If an approach has very limited success probability, (i.e. very limited sway over the universal prior), they can focus all their effort on mimicking a few worlds, but then we’ll probably get lucky, and ours won’t be one of the ones they focus on.
From a separate recent comment,
But now that we’ve learned that physics is the game of life, we can make much better guesses about how to build a dataset so that a TM could output it. For example, we can:
Build the dataset at a large number of places.
[etc.]
...
I challenge you to find any plausible description of a rule that outputs the bits observed by a camera, for which I can’t describe a simpler extraction rule that would output some set of bits controlled by the sophisticated civilization.

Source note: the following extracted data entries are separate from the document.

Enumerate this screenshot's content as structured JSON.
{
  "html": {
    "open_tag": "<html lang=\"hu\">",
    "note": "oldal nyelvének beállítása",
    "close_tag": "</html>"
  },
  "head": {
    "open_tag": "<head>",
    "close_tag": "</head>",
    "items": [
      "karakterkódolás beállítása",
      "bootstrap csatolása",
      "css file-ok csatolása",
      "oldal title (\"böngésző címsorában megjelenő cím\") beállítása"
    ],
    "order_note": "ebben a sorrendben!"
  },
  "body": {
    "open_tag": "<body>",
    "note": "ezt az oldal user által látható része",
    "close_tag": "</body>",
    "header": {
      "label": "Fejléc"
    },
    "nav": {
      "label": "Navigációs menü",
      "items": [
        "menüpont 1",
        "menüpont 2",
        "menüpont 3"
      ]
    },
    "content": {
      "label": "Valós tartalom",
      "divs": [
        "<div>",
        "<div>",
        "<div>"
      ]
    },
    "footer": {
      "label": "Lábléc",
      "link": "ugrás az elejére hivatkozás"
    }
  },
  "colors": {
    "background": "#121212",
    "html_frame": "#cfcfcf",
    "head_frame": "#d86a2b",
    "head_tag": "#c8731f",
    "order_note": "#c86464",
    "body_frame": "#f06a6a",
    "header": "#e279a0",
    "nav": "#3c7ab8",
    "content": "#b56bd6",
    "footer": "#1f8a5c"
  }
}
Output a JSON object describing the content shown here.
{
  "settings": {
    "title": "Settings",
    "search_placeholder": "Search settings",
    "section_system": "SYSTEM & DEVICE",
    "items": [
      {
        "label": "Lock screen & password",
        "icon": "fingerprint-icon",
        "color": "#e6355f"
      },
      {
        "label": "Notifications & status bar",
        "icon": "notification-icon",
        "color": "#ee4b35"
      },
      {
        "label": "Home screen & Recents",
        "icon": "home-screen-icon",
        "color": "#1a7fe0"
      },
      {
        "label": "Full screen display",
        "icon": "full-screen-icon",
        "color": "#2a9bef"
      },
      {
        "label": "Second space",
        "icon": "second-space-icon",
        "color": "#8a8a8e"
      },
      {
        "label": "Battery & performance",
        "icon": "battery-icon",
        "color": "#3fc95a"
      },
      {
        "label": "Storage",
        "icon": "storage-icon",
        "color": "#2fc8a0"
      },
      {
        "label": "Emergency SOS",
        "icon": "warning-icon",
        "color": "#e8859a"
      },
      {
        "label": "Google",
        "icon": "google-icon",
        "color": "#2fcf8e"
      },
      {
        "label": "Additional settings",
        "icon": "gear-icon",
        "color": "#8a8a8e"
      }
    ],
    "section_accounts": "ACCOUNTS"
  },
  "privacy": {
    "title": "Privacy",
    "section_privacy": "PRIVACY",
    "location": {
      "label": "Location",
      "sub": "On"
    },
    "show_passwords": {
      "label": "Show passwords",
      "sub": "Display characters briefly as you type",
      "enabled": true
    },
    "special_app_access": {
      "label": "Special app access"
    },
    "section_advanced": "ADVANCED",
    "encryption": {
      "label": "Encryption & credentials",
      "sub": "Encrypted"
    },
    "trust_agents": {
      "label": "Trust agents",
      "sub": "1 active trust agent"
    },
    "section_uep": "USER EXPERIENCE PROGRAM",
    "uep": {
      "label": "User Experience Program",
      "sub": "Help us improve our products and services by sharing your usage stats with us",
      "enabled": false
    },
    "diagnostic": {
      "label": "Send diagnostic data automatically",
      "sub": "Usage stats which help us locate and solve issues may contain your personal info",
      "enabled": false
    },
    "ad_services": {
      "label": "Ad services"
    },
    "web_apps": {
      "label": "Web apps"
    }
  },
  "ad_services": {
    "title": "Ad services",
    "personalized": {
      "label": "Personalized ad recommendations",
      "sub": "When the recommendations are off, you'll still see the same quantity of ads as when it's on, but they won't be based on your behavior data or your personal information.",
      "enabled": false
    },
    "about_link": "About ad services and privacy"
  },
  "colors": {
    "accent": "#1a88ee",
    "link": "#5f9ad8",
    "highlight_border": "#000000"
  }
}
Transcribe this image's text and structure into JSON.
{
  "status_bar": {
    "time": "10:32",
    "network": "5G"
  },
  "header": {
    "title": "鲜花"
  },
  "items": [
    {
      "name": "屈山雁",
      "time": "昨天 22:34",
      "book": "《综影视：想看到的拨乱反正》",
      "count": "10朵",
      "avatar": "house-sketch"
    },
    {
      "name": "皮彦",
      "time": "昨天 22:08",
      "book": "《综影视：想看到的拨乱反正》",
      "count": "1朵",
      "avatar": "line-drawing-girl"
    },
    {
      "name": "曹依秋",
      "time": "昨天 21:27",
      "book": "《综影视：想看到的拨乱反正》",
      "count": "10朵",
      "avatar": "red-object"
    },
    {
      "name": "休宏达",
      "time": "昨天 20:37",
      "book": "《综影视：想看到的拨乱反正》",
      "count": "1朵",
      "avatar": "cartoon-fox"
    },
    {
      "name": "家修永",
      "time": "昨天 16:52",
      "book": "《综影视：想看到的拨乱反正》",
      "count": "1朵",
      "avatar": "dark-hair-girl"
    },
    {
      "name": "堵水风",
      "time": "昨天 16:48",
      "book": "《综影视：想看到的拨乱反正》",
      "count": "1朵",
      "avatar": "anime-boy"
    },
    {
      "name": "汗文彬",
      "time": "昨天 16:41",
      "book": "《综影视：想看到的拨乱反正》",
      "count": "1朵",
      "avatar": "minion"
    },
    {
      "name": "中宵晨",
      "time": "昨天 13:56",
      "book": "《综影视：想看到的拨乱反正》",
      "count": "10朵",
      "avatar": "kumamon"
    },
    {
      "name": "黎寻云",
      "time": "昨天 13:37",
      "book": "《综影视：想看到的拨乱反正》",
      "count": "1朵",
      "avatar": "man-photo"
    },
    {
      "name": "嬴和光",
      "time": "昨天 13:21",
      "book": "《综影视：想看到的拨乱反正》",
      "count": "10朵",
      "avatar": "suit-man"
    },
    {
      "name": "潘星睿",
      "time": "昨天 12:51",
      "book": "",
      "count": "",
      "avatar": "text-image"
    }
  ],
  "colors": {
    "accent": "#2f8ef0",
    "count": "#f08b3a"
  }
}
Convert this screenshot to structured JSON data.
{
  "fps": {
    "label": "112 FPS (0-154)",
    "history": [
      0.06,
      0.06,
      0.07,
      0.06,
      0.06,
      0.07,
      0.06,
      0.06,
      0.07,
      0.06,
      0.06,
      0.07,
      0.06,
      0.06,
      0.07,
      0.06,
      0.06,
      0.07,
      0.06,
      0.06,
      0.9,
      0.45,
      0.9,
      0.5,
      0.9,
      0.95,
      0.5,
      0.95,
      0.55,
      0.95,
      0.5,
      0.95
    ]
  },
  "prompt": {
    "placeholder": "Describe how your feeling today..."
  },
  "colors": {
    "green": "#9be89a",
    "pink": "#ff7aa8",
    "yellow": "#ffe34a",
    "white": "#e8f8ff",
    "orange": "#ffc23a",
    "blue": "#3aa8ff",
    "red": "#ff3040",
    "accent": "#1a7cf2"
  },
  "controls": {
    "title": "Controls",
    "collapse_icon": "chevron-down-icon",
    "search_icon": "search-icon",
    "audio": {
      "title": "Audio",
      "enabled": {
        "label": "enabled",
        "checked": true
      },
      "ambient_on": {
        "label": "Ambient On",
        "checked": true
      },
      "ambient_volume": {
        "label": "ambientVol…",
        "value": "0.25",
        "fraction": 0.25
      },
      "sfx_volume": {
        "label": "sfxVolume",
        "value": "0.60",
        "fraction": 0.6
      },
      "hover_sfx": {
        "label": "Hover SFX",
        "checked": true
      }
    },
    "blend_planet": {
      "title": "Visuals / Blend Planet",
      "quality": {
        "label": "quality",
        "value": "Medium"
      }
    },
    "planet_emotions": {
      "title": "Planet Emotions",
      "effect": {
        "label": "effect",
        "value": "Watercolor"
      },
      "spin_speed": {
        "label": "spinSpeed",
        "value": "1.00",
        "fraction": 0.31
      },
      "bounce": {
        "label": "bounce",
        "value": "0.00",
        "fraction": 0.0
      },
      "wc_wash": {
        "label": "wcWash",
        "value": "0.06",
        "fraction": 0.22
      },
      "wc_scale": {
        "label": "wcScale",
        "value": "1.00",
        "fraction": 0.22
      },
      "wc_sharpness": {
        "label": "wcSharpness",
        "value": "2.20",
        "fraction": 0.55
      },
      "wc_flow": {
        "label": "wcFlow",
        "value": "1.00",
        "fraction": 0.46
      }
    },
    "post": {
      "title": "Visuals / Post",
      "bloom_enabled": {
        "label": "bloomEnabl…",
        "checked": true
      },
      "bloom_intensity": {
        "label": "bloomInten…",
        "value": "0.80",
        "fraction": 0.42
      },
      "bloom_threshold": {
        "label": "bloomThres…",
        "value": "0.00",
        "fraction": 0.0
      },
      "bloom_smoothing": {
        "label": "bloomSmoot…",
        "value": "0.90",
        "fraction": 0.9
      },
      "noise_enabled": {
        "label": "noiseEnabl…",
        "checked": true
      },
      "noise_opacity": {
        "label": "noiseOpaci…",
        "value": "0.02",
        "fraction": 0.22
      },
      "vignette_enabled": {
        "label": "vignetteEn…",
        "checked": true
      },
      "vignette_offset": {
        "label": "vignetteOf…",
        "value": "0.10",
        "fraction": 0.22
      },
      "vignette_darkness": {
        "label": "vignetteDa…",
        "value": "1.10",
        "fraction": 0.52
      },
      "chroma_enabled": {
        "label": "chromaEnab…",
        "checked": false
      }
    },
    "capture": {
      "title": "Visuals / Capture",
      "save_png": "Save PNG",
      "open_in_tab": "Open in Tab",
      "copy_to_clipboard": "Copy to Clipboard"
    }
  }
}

You’re comparing the probability of one of these many controlled locations driving the output of the machine to the probability that a random camera does on an earth-like Turing machine drives the output. Whereas it seems to me like the right question is to look at the absolute probabilities that one of these controlled locations drives the output. The reason is that what they attempt to output is a mixture over many sequences that a decision-maker-simulator might want to know about. But if the sequence we’re feeding in is from a camera on earth, than their antics only matter to the extent that their mixture puts weight on a random camera on earth. So they have to specify the random camera on an earth-like Turing machine too. They’re paying the same cost, minus any anthropic update. So the costs to compare are roughly [- log prob. successful control of output + bits to specify camera on earth—bits saved from anthropic update] vs. [bits to specify camera on earth—bits saved from directly programmed anthropic update]. This framing seems to imply we can cross off [bits to specify camera on earth] from both sides.
I take your point that we are discussing some output rules which add extra computation states, and so some output rules will add fewer computation states than others.
I’m merging my response to the rest with my comment here.